Wisła Kraków. Rafał Boguski: Może zabraknąć czasu, żeby dokończyć sezon

Bartosz Karcz
Bartosz Karcz
Anna Kaczmarz
- Po rozmowach z całą drużyną doszliśmy do wniosku, że trzeba odpowiednio się zachować w tej sytuacji. Dlatego zgodziliśmy się na obniżenie naszych pensji. Ostatnio od prezesa Obidzińskiego dostaliśmy listy i każdy z nas wyraził wolę obniżenia zarobków. Teraz czekamy na aneksy do naszych kontraktów, żeby to wszystko weszło w życie - mówi Rafał Boguski, piłkarz Wisły Kraków.

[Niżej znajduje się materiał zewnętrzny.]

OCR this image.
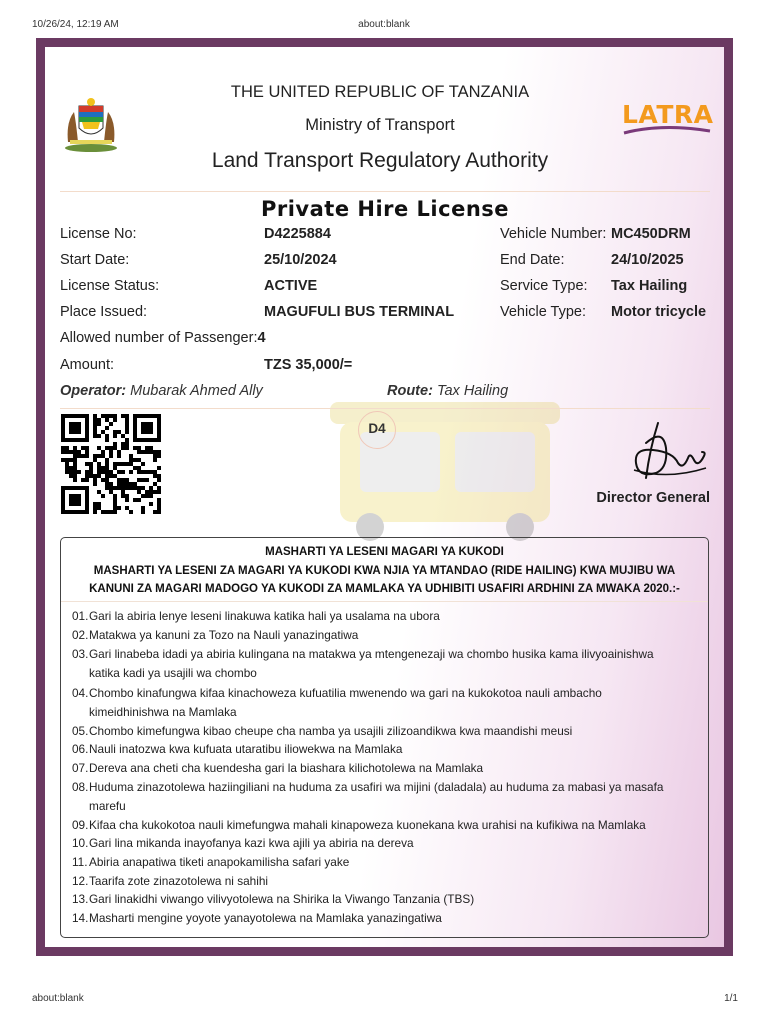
10/26/24, 12:19 AM	about:blank
about:blank	1/1
LATRA
THE UNITED REPUBLIC OF TANZANIA
Ministry of Transport
Land Transport Regulatory Authority
Private Hire License
License No:	D4225884	Vehicle Number: MC450DRM
Start Date:	25/10/2024	End Date:	24/10/2025
License Status:	ACTIVE	Service Type: Tax Hailing
Place Issued:	MAGUFULI BUS TERMINAL	Vehicle Type: Motor tricycle
Allowed number of Passenger:4
Amount:	TZS 35,000/=
Operator: Mubarak Ahmed Ally	Route: Tax Hailing
D4
Director General
MASHARTI YA LESENI MAGARI YA KUKODI
MASHARTI YA LESENI ZA MAGARI YA KUKODI KWA NJIA YA MTANDAO (RIDE HAILING) KWA MUJIBU WA
KANUNI ZA MAGARI MADOGO YA KUKODI ZA MAMLAKA YA UDHIBITI USAFIRI ARDHINI ZA MWAKA 2020.:-
01.Gari la abiria lenye leseni linakuwa katika hali ya usalama na ubora
02.Matakwa ya kanuni za Tozo na Nauli yanazingatiwa
03.Gari linabeba idadi ya abiria kulingana na matakwa ya mtengenezaji wa chombo husika kama ilivyoainishwa
katika kadi ya usajili wa chombo
04.Chombo kinafungwa kifaa kinachoweza kufuatilia mwenendo wa gari na kukokotoa nauli ambacho
kimeidhinishwa na Mamlaka
05.Chombo kimefungwa kibao cheupe cha namba ya usajili zilizoandikwa kwa maandishi meusi
06.Nauli inatozwa kwa kufuata utaratibu iliowekwa na Mamlaka
07.Dereva ana cheti cha kuendesha gari la biashara kilichotolewa na Mamlaka
08.Huduma zinazotolewa haziingiliani na huduma za usafiri wa mijini (daladala) au huduma za mabasi ya masafa
marefu
09.Kifaa cha kukokotoa nauli kimefungwa mahali kinapoweza kuonekana kwa urahisi na kufikiwa na Mamlaka
10.Gari lina mikanda inayofanya kazi kwa ajili ya abiria na dereva
11.Abiria anapatiwa tiketi anapokamilisha safari yake
12.Taarifa zote zinazotolewa ni sahihi
13.Gari linakidhi viwango vilivyotolewa na Shirika la Viwango Tanzania (TBS)
14.Masharti mengine yoyote yanayotolewa na Mamlaka yanazingatiwa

WISŁA KRAKÓW. Najbogatszy serwis w Polsce o piłkarskiej drużynie "Białej Gwiazdy"

- Odkąd zawieszono rozgrywki polskiej ekstraklasy, trenujecie indywidualnie w domach. Można powiedzieć, że Wisła narzuciła wam taką klubową kwarantannę. Proszę zatem powiedzieć, jak przebiega ta pańska kwarantanna?
- Powiem szczerze, że z dnia na dzień jest coraz mniej pomysłów na jej spędzanie. Trochę to doskwiera, ale trzeba się do tej rzeczywistości przyzwyczaić. Nie ma innego wyjścia.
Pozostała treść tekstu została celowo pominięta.